A comparação não fazia sentido, pois são dois jogadores completamente diferentes. Um é um construtor, o outro é um finalizador; um joga no meio da equipa, o outro joga na frente; um é um vagabundo, o outro concentra-se na baliza adversária; um faz jogar e marca golos por acréscimo, o outro se não marcar golos não faz nada. 

Salta à vista que Messi é um jogador mais completo. O que não invalida os impressionantes recordes que Ronaldo conseguiu como goleador. 

Acontece que, no Qatar, um emergiu a grande altura e o outro se eclipsou. Exatamente pelas suas características: Messi é capaz de empurrar a equipa para a frente, enquanto Ronaldo precisa que a equipa jogue para ele. Se isso não acontecer, não existe.

Outro dos episódios deste mundial foi o confronto entre Ronaldo e Fernando Santos. O selecionador teve a coragem de sentar Ronaldo no banco (depois da triste cena protagonizada por este, ao ser substituído num jogo). Santos, muito bem, deixou claro que quem decidia sobre os que jogavam de início e os que se sentavam no banco era ele e não qualquer jogador. 

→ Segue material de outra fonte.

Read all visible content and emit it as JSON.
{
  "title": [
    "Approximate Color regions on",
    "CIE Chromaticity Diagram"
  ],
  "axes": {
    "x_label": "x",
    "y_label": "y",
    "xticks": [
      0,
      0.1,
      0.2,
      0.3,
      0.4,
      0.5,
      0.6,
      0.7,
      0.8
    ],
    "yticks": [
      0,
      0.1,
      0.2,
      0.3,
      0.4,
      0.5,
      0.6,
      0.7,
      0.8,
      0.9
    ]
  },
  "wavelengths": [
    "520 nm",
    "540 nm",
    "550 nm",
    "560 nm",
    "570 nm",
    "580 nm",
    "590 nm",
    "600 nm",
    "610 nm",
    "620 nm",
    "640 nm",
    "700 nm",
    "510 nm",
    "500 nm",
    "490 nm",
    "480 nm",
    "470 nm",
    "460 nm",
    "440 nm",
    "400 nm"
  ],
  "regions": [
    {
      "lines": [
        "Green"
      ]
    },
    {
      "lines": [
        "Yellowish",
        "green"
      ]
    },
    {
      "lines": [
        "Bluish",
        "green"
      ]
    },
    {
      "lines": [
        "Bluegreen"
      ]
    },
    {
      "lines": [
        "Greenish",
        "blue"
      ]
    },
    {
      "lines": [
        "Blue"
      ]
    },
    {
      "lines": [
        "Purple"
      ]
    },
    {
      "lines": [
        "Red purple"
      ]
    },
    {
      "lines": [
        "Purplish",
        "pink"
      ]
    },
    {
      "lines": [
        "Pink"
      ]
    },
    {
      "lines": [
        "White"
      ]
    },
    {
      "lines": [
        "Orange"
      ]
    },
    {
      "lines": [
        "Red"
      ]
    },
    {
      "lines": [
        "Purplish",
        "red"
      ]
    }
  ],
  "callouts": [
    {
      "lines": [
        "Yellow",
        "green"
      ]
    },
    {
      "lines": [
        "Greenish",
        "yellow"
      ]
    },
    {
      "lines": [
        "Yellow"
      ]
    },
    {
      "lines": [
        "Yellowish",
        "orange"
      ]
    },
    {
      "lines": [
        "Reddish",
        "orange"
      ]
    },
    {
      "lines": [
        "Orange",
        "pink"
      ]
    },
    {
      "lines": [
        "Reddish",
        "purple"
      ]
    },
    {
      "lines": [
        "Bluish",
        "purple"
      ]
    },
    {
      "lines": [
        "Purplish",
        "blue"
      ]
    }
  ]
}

Mas Ronaldo levou a mal – e a sua família encarregou-se de dizer o que ele sentia. Arrasou Fernando Santos. O que foi extremamente injusto, tendo em conta o modo como o selecionador sempre o tratou, repetindo à exaustão que era o ‘melhor jogador do mundo’ mesmo quando já todos viam que não era. 

Diz-se que no Qatar começou um braço-de-ferro entre Ronaldo e Fernando Santos, que conduziu à saída deste da seleção. Não acredito. Não é possível que o presidente da Federação tenha cometido semelhante erro. Primeiro, porque Ronaldo não jogará muito mais tempo, não podendo ser visto como uma aposta de futuro; segundo, porque isso tornaria o próximo selecionador um boneco nas suas mãos. 

Se foi Ronaldo quem ‘demitiu’ Fernando Santos, o selecionador que aí vier estará refém dele: só o poderá substituir ou sentar no banco se e quando ele quiser. Ora, isto é impensável. 

Em conclusão, este foi um mundial de futebol que começou sob o signo da política mas acabou com um hino ao futebol. O último jogo foi épico. Uma batalha à moda antiga. Eletrizante, imprevisível até ao último segundo, disputada com elevação, lealdade e respeito pelos adversários, com sublimes momentos artísticos.

Para uma geração de grandes jogadores, foi o último mundial. Mas enquanto uns como Messi, Modric ou Di María – que teve a consagração que merecia – saíram do Qatar pela porta grande, Ronaldo saiu pela porta pequena. Foi pena.